Plus Forte que l'Epée
C’était un chasseur, ma foi, très ordinaire qui nettoyait son fusil avec amour. Sa femme n’aimait pas trop qu’il s’adonne à cette activité, à ce sport comme il l’appelait. Sans doute pour la provoquer. Il était à peine midi. Il allait rejoindre ses congénères en quête de quelque volatile à se mettre sous la dent pour le déjeuner. Rien d’exceptionnel.
Il avait laissé la réparation du toit inachevée, trop désireux de traquer le gibier. Le marteau de couvreur était là, abandonné, tel un jouet sans valeur accompagné d’une série de tuiles neuves. Sa femme observa l’ouvrage. Il était doué avec des outils. Elle aurait tellement préféré qu’il exploite ce savoir-faire plutôt que l’autre.
C’était une perdrix, ma foi, très ordinaire, qui traversait le ciel au-dessus de la campagne. Il était à peine midi. Le ventre plein, elle regagnait la forêt en quête de ses congénères. Rien d’exceptionnel. Lorsque la balle l’atteignit de plein fouet, une plume se détacha de son corps et virevolta au gré du vent telle une âme égarée. Lorsque la perdrix s’abattit sur le sol, elle était déjà morte. Le chasseur exulta. Il ne rentrerait pas bredouille chez lui.
Sa femme cuisina l’oiseau comme elle savait si bien le faire. Son époux avait invité ses amis chasseurs pour le repas et ils étaient tous réunis autour de la table sur la terrasse baignée de soleil, se congratulant de leurs exploits respectifs, riant et buvant à qui mieux mieux.

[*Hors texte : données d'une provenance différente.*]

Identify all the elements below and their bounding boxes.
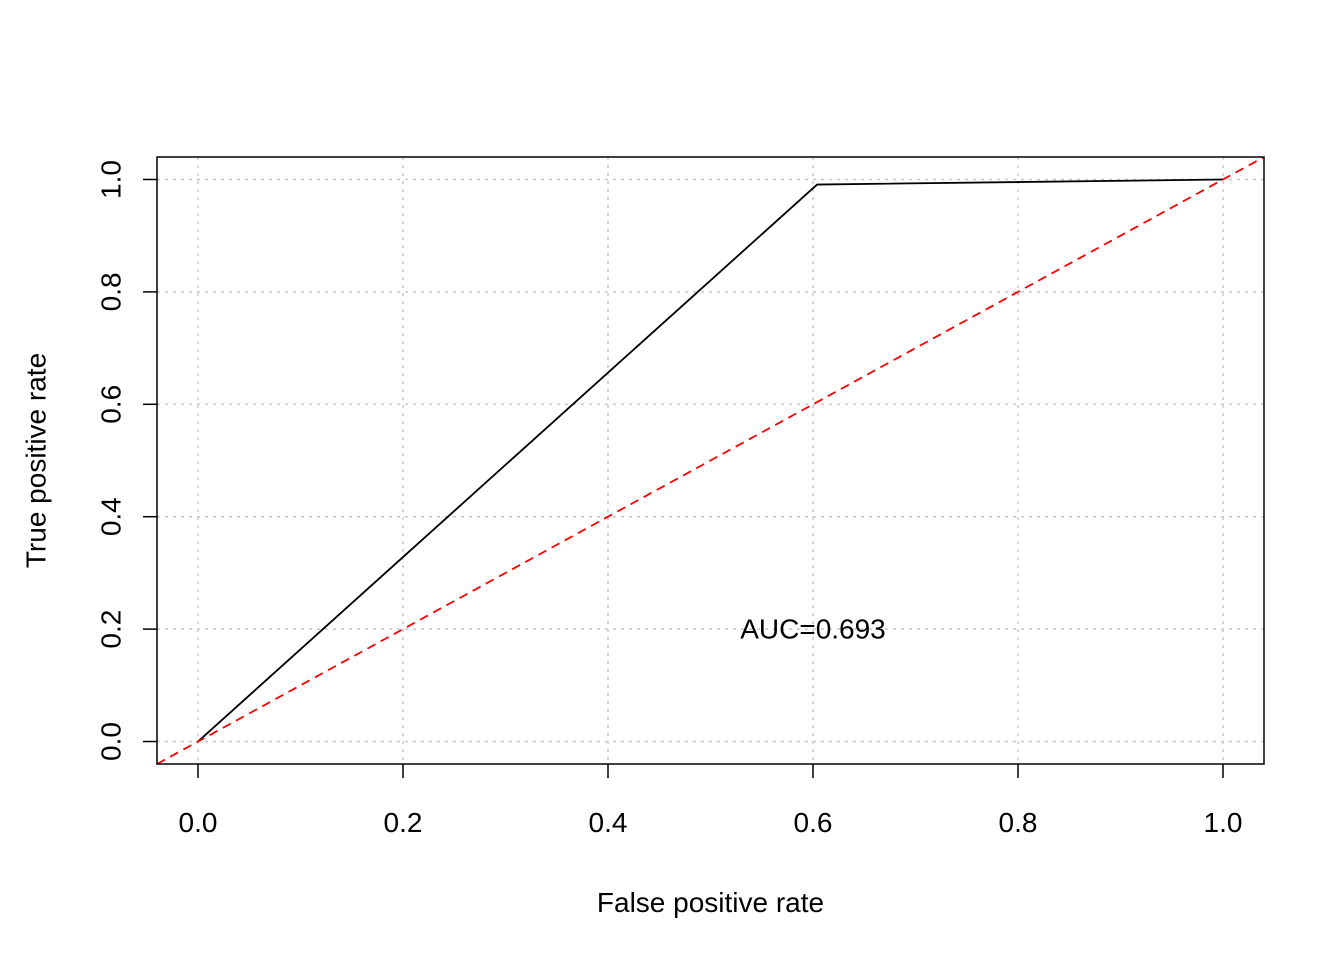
- x-tick-label-4: 0.8: [999, 807, 1038, 838]
- series-layer: [157, 157, 1264, 764]
- y-axis-label: True positive rate: [21, 353, 52, 568]
- x-tick-label-5: 1.0: [1204, 807, 1243, 838]
- y-tick-label-3: 0.6: [96, 385, 127, 424]
- annotation-layer: AUC=0.693: [740, 614, 886, 645]
- grid: [157, 157, 1264, 764]
- x-tick-label-0: 0.0: [179, 807, 218, 838]
- y-tick-label-1: 0.2: [96, 610, 127, 649]
- y-tick-label-2: 0.4: [96, 497, 127, 536]
- plot-frame: [156, 156, 1265, 765]
- x-tick-label-2: 0.4: [589, 807, 628, 838]
- x-axis-label: False positive rate: [597, 887, 824, 918]
- reference-diagonal-line: [157, 157, 1264, 764]
- y-tick-label-0: 0.0: [96, 722, 127, 761]
- x-tick-label-1: 0.2: [384, 807, 423, 838]
- auc-annotation: AUC=0.693: [740, 614, 886, 645]
- y-tick-label-5: 1.0: [96, 160, 127, 199]
- roc-curve-line: [197, 178, 1224, 743]
- x-tick-label-3: 0.6: [794, 807, 833, 838]
- y-tick-label-4: 0.8: [96, 272, 127, 311]
- ticks-layer: 0.0 0.2 0.4 0.6 0.8 1.0 0.0 0.2 0.4 0.6 0.8 1.0: [96, 160, 1243, 838]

La plume de la perdrix, elle, continuait son périple, l’air de rien si l’on peut dire. Il se trouve que les courants aériens l’amenaient justement vers la maison du chasseur, comme pour pointer d’un doigt accusateur son acte récent.
Lorsque la perdrix lui fut servie, le chasseur se frotta les mains avec satisfaction et commença à manger. Il laissa rapidement les couverts de côté pour mordre à pleines dents dans la chair tendre.
La plume parvint au-dessus de la terrasse. Il semblait qu’elle se dirigeait délibérément vers le marteau de couvreur abandonné et la pile de tuiles attendant sagement d’être posées.
Au dernier moment, comme pour éviter une tragédie, une brusque rafale changea sa direction et elle retomba lentement vers la table.
Le chasseur ne mit pas longtemps pour achever la perdrix. Il suça ses doigts sans même prendre la peine de remercier sa femme pour ses talents de cuisinière.
En guise de gratitude, il éructa bruyamment. Ce qui scella en fait son destin. Le flux d’air provoqué par le rôt repoussa la plume, lui faisant rencontrer un autre courant. Elle revint finalement vers sa première destination. C’était une plume, ma foi, très ordinaire. Elle était gracieuse, fragile et ne pesait presque rien. Bien innocente, en somme. Rien d’exceptionnel. Mais lorsqu’elle se posa sur la pile de tuiles posées de guingois, elle en rompit aussitôt l’équilibre. En cascadant sur le toit, elles entraînèrent la chute du marteau. Sa pointe s’enfonça mortellement dans le crâne du chasseur qui aspergea son assiette de son sang.
C’était une journée, ma foi, très ordinaire. Il faisait beau. Les perdrix chantaient la vie au-dessus de la forêt. Rien d’exceptionnel.